Every historic decision of the Truman Cabinet was debated by Congress only after it had been made irreversible

Saturday, July 11th, 2020

T. R. Fehrenbach explains (in This Kind of War), the political situation in America after World War 2:

During the war, some members of the government had made an incalculable mistake: they had propagandized the Russians as heroic brothers-in-arms, indicated to the public that Stalin and associates were democrats at heart, and led the people to believe that Russia had fought the war from motives as pure as America’s own.


The problem was that America had fought the war — as she had most of her wars — as a crusade, while Russia had fought first for survival, then for power. Crusades are usually inconclusive; it was no accident that Russia won the peace.


The great decisions — the Marshall Plan, the Truman Doctrine — that gave the earth a hope of eventual order were not instantly popular with the American people. There was no great attempt to sell them — it was significant that every historic decision of the Truman Cabinet was debated by Congress only after it had been made irreversible.


They began, knowingly and cunningly, to contain the spread of Communism through whatever policy, short of war, might be required. This containment was vital to American interests, but it must always be remembered that the mere mention of such a policy would have sent millions of patriotic, well-meaning American liberals into convulsions.
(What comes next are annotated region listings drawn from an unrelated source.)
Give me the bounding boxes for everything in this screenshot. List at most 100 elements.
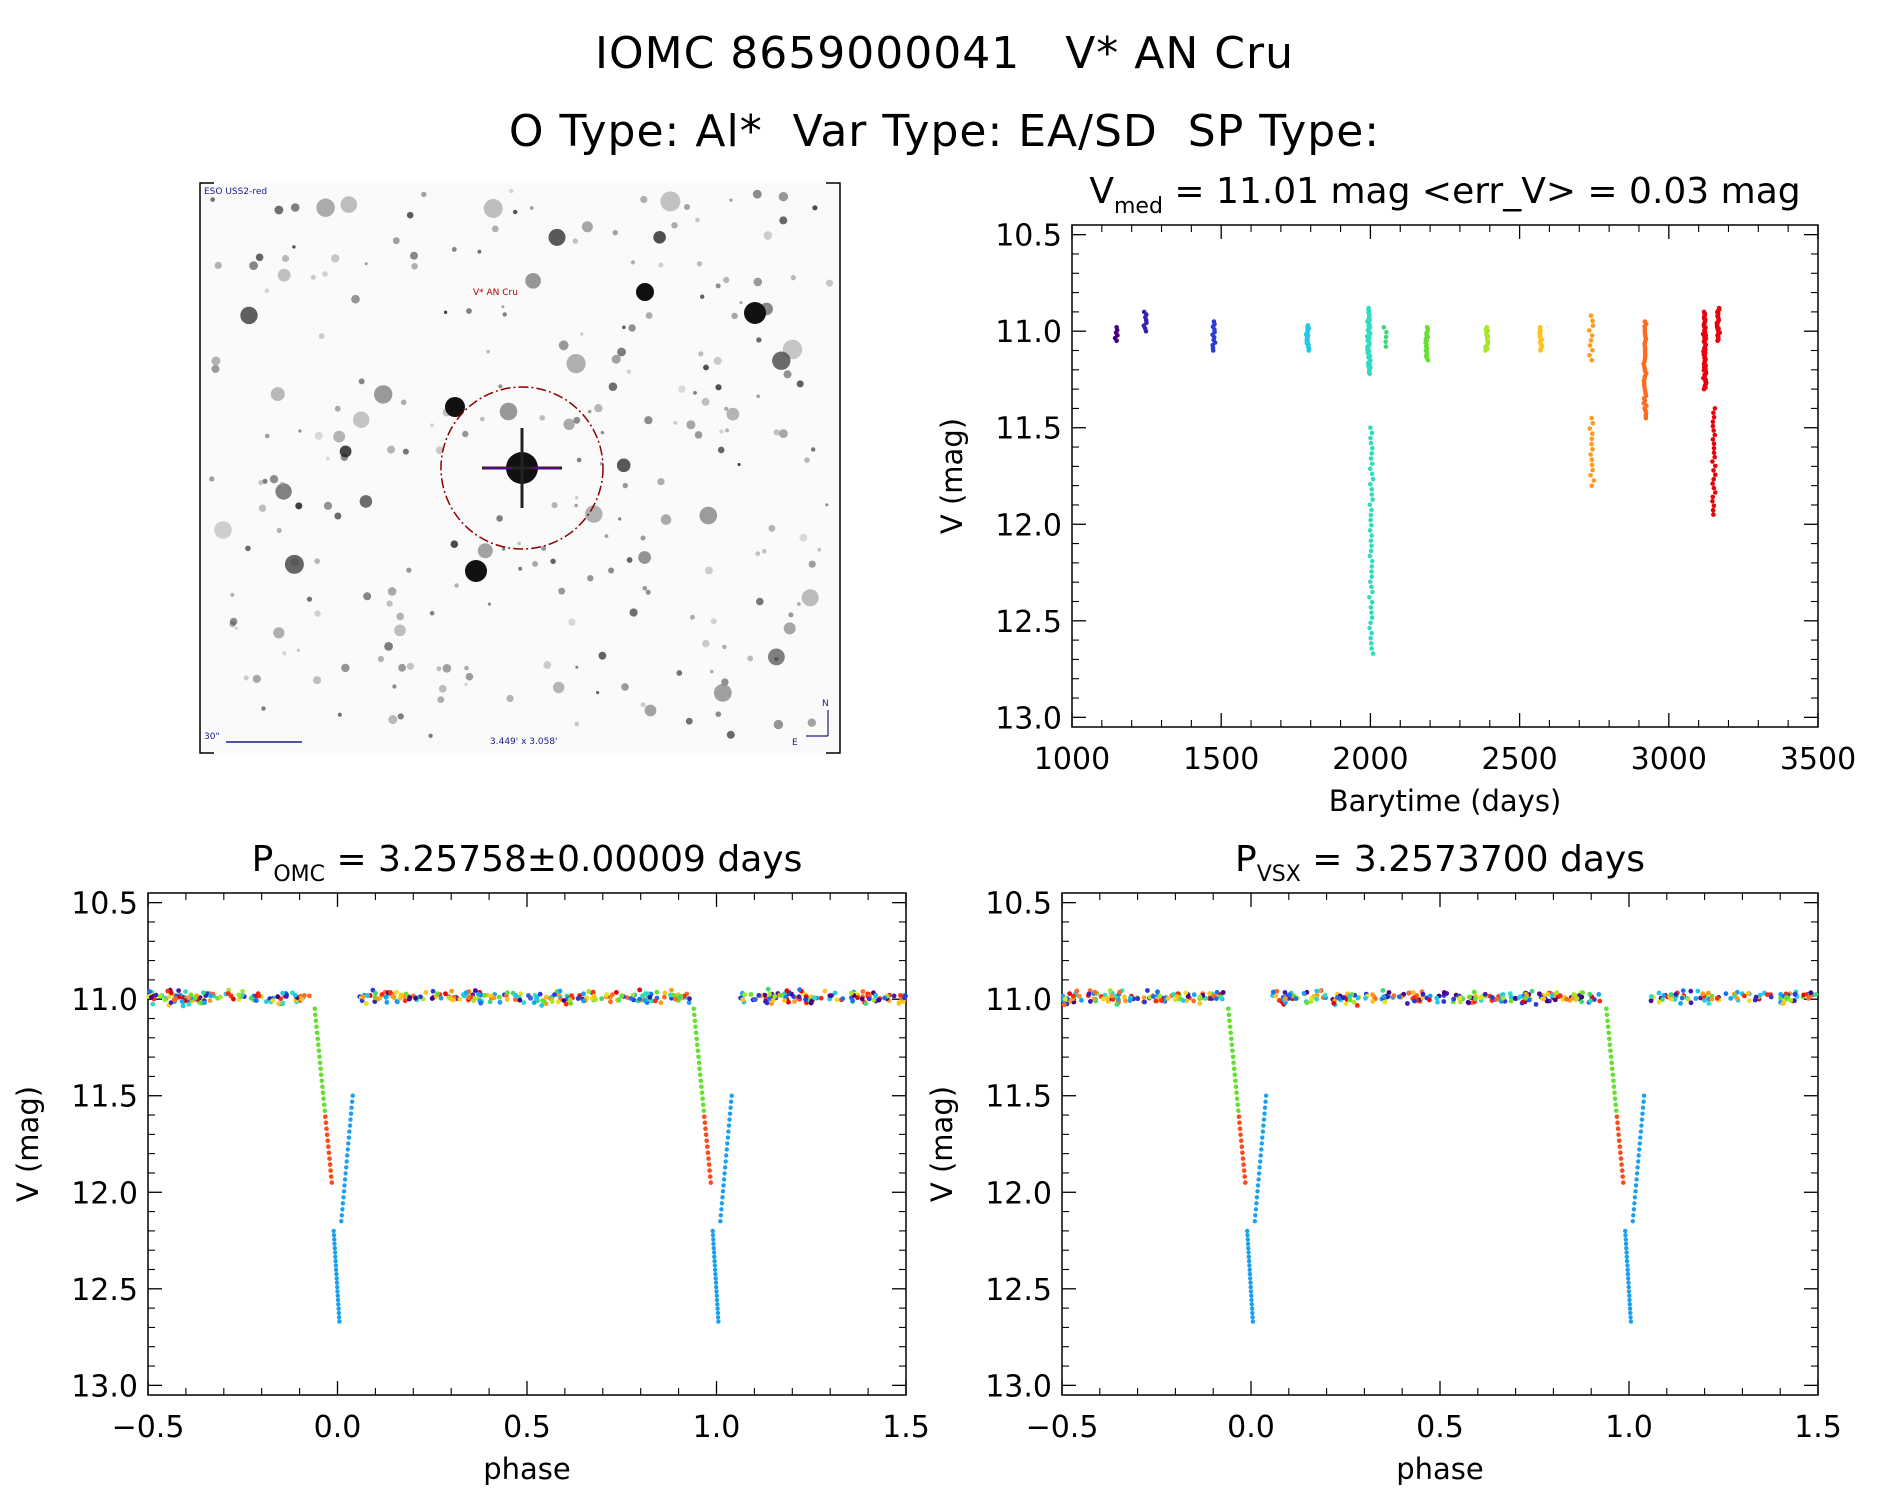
phase-point <box>687 996 692 1002</box>
eclipse-point <box>318 1072 324 1078</box>
eclipse-point <box>1245 1241 1251 1247</box>
finder-star <box>628 324 636 332</box>
eclipse-point <box>333 1267 339 1273</box>
lightcurve-point <box>1587 343 1593 348</box>
lightcurve-point <box>1369 430 1375 436</box>
eclipse-point <box>1639 1117 1645 1122</box>
phase-point <box>1741 993 1747 999</box>
lightcurve-point <box>1370 461 1375 467</box>
eclipse-point <box>710 1228 715 1234</box>
lightcurve-point <box>1369 569 1374 574</box>
phase-point <box>567 997 573 1003</box>
eclipse-point <box>720 1195 725 1200</box>
finder-star <box>269 475 279 484</box>
phase-point <box>649 998 655 1004</box>
finder-star <box>713 683 732 702</box>
phase-point <box>1523 995 1528 1001</box>
eclipse-point <box>317 1060 323 1066</box>
y-tick-label: 12.0 <box>995 508 1062 543</box>
phase-point <box>1273 993 1279 999</box>
finder-star <box>298 429 302 433</box>
finder-star <box>630 260 636 265</box>
finder-star <box>678 385 686 393</box>
y-tick-label: 13.0 <box>985 1369 1052 1404</box>
finder-bright-star <box>636 283 654 301</box>
eclipse-point <box>696 1054 701 1060</box>
finder-star <box>496 515 503 522</box>
finder-star <box>622 482 628 489</box>
eclipse-point <box>1623 1233 1628 1238</box>
phase-point <box>1410 990 1416 995</box>
phase-point <box>896 1001 902 1006</box>
phase-point <box>616 997 622 1003</box>
lightcurve-point <box>1369 507 1374 513</box>
lightcurve-point <box>1589 415 1594 421</box>
phase-point <box>1757 992 1763 998</box>
eclipse-point <box>693 1030 699 1036</box>
phase-point <box>752 997 758 1003</box>
eclipse-point <box>728 1105 733 1110</box>
y-tick-label: 11.0 <box>995 315 1062 350</box>
lightcurve-point <box>1538 348 1543 353</box>
finder-star <box>621 683 629 691</box>
finder-star <box>686 420 696 430</box>
finder-star <box>443 310 448 314</box>
phase-point <box>803 997 808 1002</box>
phase-point <box>778 993 784 998</box>
eclipse-point <box>1230 1054 1236 1060</box>
lightcurve-point <box>1712 406 1718 411</box>
y-tick-label: 13.0 <box>71 1369 138 1404</box>
lightcurve-point <box>1381 325 1387 330</box>
lightcurve-point <box>1369 630 1374 636</box>
eclipse-point <box>724 1153 729 1158</box>
phase-point <box>1541 996 1547 1002</box>
finder-star <box>608 567 615 574</box>
finder-star <box>626 369 632 375</box>
lightcurve-points <box>1112 305 1722 656</box>
finder-star <box>388 715 398 725</box>
phase-point <box>1808 990 1814 996</box>
eclipse-point <box>1229 1036 1234 1042</box>
eclipse-point <box>1616 1138 1622 1143</box>
finder-star <box>825 279 834 287</box>
eclipse-point <box>1627 1293 1632 1298</box>
finder-star <box>310 274 316 280</box>
phase-point <box>1363 995 1368 1001</box>
chart-title-rest: = 3.2573700 days <box>1301 839 1645 880</box>
phase-point <box>228 993 234 999</box>
phase-point <box>1806 996 1811 1001</box>
phase-point <box>275 994 281 1000</box>
finder-star <box>290 203 300 212</box>
phase-point <box>1174 994 1180 1000</box>
eclipse-point <box>1618 1156 1624 1161</box>
finder-star <box>211 365 220 373</box>
phase-point <box>394 989 399 995</box>
chart-title-rest: = 3.25758±0.00009 days <box>325 839 802 880</box>
eclipse-point <box>1618 1150 1623 1155</box>
eclipse-point <box>333 1258 338 1264</box>
chart-title: PVSX = 3.2573700 days <box>1235 839 1645 887</box>
phase-point <box>539 1003 545 1008</box>
lightcurve-point <box>1589 483 1594 489</box>
finder-star <box>262 478 268 484</box>
eclipse-point <box>715 1306 720 1311</box>
phase-point <box>1117 989 1122 995</box>
phase-point <box>549 999 555 1004</box>
phase-point <box>1405 1001 1410 1006</box>
eclipse-point <box>1623 1228 1628 1234</box>
phase-point <box>676 994 682 1000</box>
finder-star <box>568 618 576 626</box>
phase-point <box>1283 996 1288 1001</box>
phase-point <box>1105 996 1110 1002</box>
eclipse-point <box>348 1111 354 1116</box>
lightcurve-point <box>1710 499 1715 504</box>
eclipse-point <box>1608 1048 1613 1054</box>
finder-star <box>653 231 666 244</box>
finder-star <box>644 704 657 717</box>
eclipse-point <box>1227 1018 1232 1024</box>
phase-point <box>834 997 840 1002</box>
phase-point <box>822 988 828 994</box>
finder-star <box>483 199 503 218</box>
finder-star <box>779 216 788 225</box>
x-tick-label: 2500 <box>1481 742 1557 777</box>
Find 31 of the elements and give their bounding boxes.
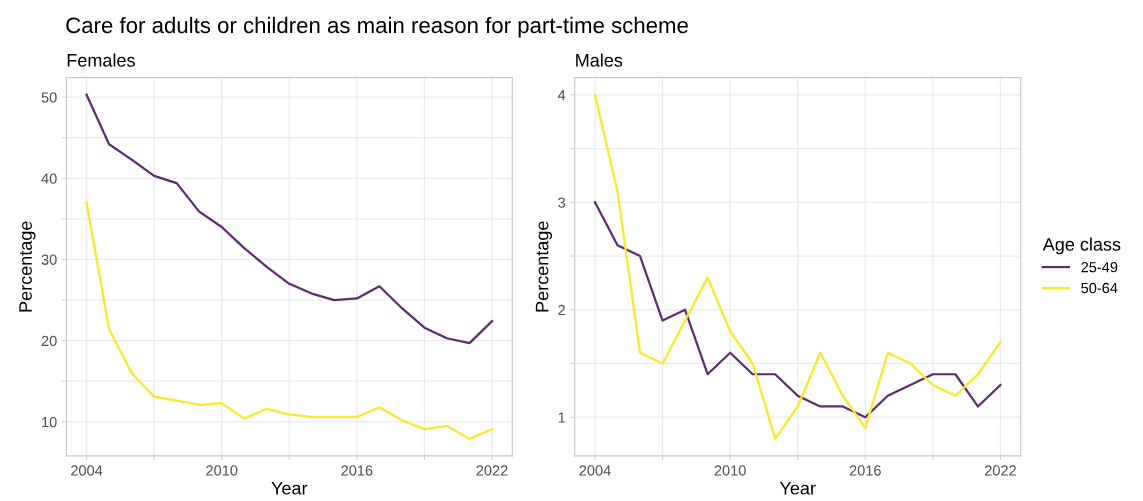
y-tick-label: 30 — [41, 254, 57, 265]
chart-subtitle: Males — [576, 53, 623, 67]
x-tick-label: 2022 — [984, 465, 1016, 476]
x-tick-label: 2004 — [71, 465, 103, 476]
x-tick-label: 2010 — [714, 465, 746, 476]
y-tick-label: 20 — [41, 335, 57, 347]
chart-subtitle: Females — [67, 53, 135, 67]
line-series — [85, 201, 494, 440]
line-series — [593, 201, 1002, 419]
x-tick-label: 2010 — [206, 465, 238, 476]
line-series — [593, 93, 1002, 440]
y-tick-label: 10 — [42, 416, 57, 428]
y-tick-label: 3 — [558, 197, 566, 208]
x-tick-label: 2016 — [341, 465, 373, 476]
y-tick-label: 1 — [558, 412, 565, 423]
y-axis-title: Percentage — [535, 221, 553, 312]
line-series — [85, 93, 494, 345]
x-tick-label: 2022 — [476, 465, 508, 476]
x-axis-title: Year — [271, 481, 308, 495]
y-tick-label: 2 — [558, 304, 565, 316]
legend-label: 50-64 — [1081, 282, 1118, 294]
y-tick-label: 50 — [41, 92, 57, 103]
legend-title: Age class — [1042, 237, 1121, 255]
x-tick-label: 2004 — [579, 465, 611, 476]
y-tick-label: 40 — [41, 173, 57, 184]
x-axis-title: Year — [779, 481, 816, 495]
x-tick-label: 2016 — [849, 465, 881, 476]
y-tick-label: 4 — [557, 90, 566, 101]
legend-label: 25-49 — [1081, 261, 1118, 273]
y-axis-title: Percentage — [19, 221, 36, 312]
chart-title: Care for adults or children as main reason for part-time scheme — [66, 16, 688, 38]
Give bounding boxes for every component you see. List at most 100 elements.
Liberal thought, which had scented Hitler early, seemingly remained tragically blind to Communist tyranny.

Before any attack on the morality of the men who formulated the policy of Communist containment may be made, several things should be recalled: these men had no designs on the world. They had no nationalist or imperialist policies to foist on anyone; they wanted to keep order and, so far as possible, the status quo, in an era when the Soviet Government clearly desired the opposite.


Truman’s own tragedy remained that the people on whom he depended for domestic support would simply not support his foreign policy. For the policy that evolved in the 1940s was new to American thought. It was not underprivileged Democratic, nor was it business Republican. It was orderly, world-seeing, pragmatic, and conservative — but conservative in the British or ancient Roman sense, not in the American sense.


Wherever there is rule by consent of the ruled, the rulers must always be salesmen, however difficult the task.


It would be the first war to bring down a government, to oust a party in power, not because of the actions that party had taken, but because the policy makers were never able adequately to explain those actions to a troubled and increasingly hostile public.


They are hard to justify unless it is admitted that power, not idealism, is the dominant factor in the world, and that idealism must be backed by power.


It was hard for a nation and a people who had never accepted the idea of power, not as something immoral in itself, but as a tool to whatever ends they sought, to fight and die for limited goals. In short, it was hard to grow up.


  1. Harry Jones says:

    Idealism considered inherently infantile. I’ve observed that infantile people love their symbols and slogans. Is that idealism? Or just infantile?

    Certainly there’s a moral narcissism to believing God is on your side… unless you can prove empirically that God is in fact on your side. Winning your wars goes a long way toward that.

    When Americans finally turned against the Soviets, it was in a big way. Betrayal will do that. Cold War America was like a jilted lover.

  2. RLVC says:

    The Cold War was fake, lol.

  3. Dave says:

    The Cold War was real, but probably a mistake, seeing as Ludwig von Mises proved in 1920 that communism could never work. Communist victories across Asia were a bonanza for American workers, giving them forty years’ protection from cheap foreign labor. If Mexico went Communist, Trump’s wall would be unnecessary — Mexico would build its own wall and shoot anyone who tried to escape!

  4. Lucklucky says:

    As if we need more evidence of Media and Education Complex malfeasance who knows that Communists all over world protected Nazi aggression from 1939-1941?

    Communists sabotaged the fight against Hitler until 22 June 1941. They sabotaged factories in England and France. For example, the French Communist Party was forbidden in 1939.

    Communist-linked artists like Pete Seeger released Pacifist music to condemn any help that USA would provide to the British. When Nazis attacked Soviets, he retired the album from the market and asked for the return of any sold copies.

  5. RLVC says:

    “…seeing as Ludwig von Mises proved in 1920 that communism could never work.”